Человечек в ответ разразился новой птичьей трелью.
– Я где? – задал Рокотов новый вопрос, более соответствующий его положению.
Но и в ответ на этот вопрос последовала порция весеннего птичьего чириканья.
Потом узкоглазый человек завертел головой, и рядом с ним появились еще двое таких же узкоглазых.
Рокотов приподнялся на локтях, огляделся.
Вокруг были кухонные плиты и шкафы – явно какая-то большая, должно быть, ресторанная кухня. Возле плит суетились одинаковые узкоглазые люди в белом.
– Да что же это такое! – страдальческим голосом проговорил Рокотов. – Где я?
Кто-то из узкоглазых повернулся, прочирикал что-то призывное – и подошел еще один, почти не отличающийся от первых. Остановился, удивленно посмотрел на Рокотова.
– Где я? – повторил Рокотов.
– Ви в Сяньхае! Где же ессе? – ответил ему новый персонаж, смешно вытаращив глаза.
– Где?! – ужаснулся Рокотов. – В Шанхае?
– В Сяньхае, в Сяньхае! – закивал узкоглазый, радуясь тому, что его поняли.
– Да как же я сюда попал?
– Ни зинаю! – китаец развел руками. – Интересиный вопрос! Я думал, ви зинаете!
– Черт… – выдохнул Рокотов. – Что же делать? Тут у вас в Шанхае есть российское консульство?
– Розийское консульство? – изумленно переспросил китаец. – Засем здесь розийское консульство? Это зе Санкт-Петересбург…
– Ничего не понимаю! То ты говоришь, что Шанхай, то – что Петербург…
– Это ресоторан Сянхай, в Санкт-Петересбурге… на Невиском параспекте…
– Ресторан? – Рокотов облегченно вздохнул. – А я уж испугался. Ну, привидится же такое… и вроде бы не пил я… давайте, китаезы, показывайте быстро, где выход, у меня дел невпроворот…
Но китаец вдруг быстро порхнул в сторону, а вместо него появились двое парней самого спортивного вида. Рокотов не успел удивиться, как парни ловко надели на него наручники, завязали глаза и поволокли куда-то вверх. Споткнувшись пару раз, Рокотов понял, что тащат по лестнице. Потом повеяло свежим ветерком, и хлопнула дверь. А после уж втолкнули его в машину, и она быстро тронулась.
– Эй, постойте! – опомнился Рокотов. – Куда вы меня везете? Глаза завязали…
– Помолчи пока, – посоветовали ему, – а то и рот заткнем.

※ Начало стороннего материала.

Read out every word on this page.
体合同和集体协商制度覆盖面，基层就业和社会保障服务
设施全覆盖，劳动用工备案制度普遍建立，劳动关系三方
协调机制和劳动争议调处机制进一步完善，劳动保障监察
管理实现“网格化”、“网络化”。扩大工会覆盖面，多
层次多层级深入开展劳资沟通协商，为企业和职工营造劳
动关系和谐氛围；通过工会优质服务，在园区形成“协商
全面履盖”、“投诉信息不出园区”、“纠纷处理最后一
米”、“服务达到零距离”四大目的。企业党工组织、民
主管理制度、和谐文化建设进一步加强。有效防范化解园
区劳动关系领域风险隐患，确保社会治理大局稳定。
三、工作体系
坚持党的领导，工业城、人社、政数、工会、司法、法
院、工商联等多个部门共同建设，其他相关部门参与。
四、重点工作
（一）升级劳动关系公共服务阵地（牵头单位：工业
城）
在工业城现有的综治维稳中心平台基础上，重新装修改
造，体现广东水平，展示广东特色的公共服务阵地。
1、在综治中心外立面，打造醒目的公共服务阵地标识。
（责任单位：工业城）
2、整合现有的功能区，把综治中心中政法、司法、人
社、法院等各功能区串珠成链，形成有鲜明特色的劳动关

Но бить не стали. И Рокотов забеспокоился. Уж больно ловко они его прихватили. И о чем говорит такой профессионализм? Вот именно, ни о чем хорошем он не говорит.
Предчувствия его не обманули.
Повязку с глаз сняли в просторном кабинете, стены которого были обиты темными дубовыми панелями, а под потолком висела старинная бронзовая люстра. За письменным столом сидел седой человек, немолодой, но крепкий.
– Ага, – сказал он, – Рокотов, значит. Ну, рассказывай, Лева, за каким бесом понадобилось тебе следить за моими сотрудниками. На кого ты теперь работаешь, Рокотов?
Рокотов понял, что все неприятности, которые случились с ним до этого, были детским лепетом по сравнению с тем, что будет теперь. Настоящие его неприятности только начинаются.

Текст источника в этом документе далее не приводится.